Dans la vie quotidienne, on repère facilement les défauts des autres, mais on ignore ses propres failles. « L’œil ne voit pas ce qui le crève » traduit cette contradiction humaine : ce qui nous atteint directement devient parfois invisible à notre conscience. L’habitude, l’orgueil ou la peur empêchent de reconnaître ses erreurs, ses dépendances ou ses choix destructeurs.
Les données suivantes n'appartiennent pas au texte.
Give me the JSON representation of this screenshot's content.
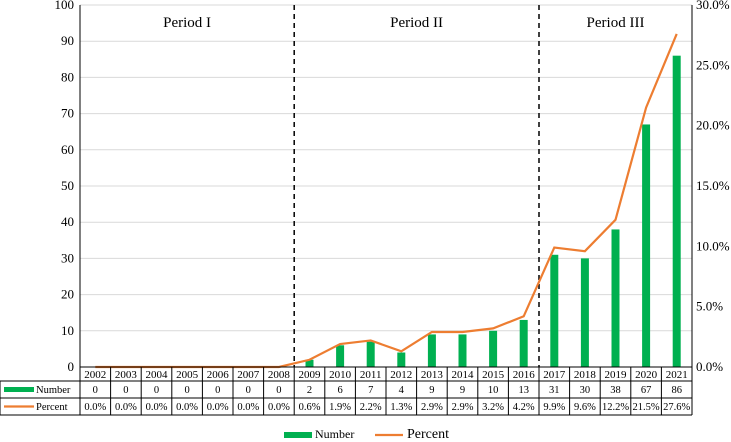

La sagesse africaine invite ainsi à l’introspection, car on ne peut corriger que ce que l’on accepte de regarder en face.
Origine
Ce proverbe appartient à la tradition orale d’Afrique de l’Ouest, notamment dans les cultures mandingues et akan, où l’œil symbolise à la fois la connaissance et la lucidité. Il est utilisé pour enseigner que la vraie vision ne dépend pas seulement des yeux, mais aussi du courage moral d’analyser sa propre conduite.
Signification
Le proverbe signifie que l’homme est souvent aveugle à ses propres torts, que la proximité empêche parfois la lucidité, que l’orgueil bloque la remise en question, que la sagesse commence par l’auto-critique, et que reconnaître ce qui nous blesse intérieurement est la première étape vers le changement.
« L’œil ne voit pas ce qui le crève » enseigne que la vraie clairvoyance commence par soi-même. Là où l’on juge facilement les autres, la sagesse africaine rappelle qu’il faut d’abord apprendre à regarder ses propres blessures pour avancer avec justesse.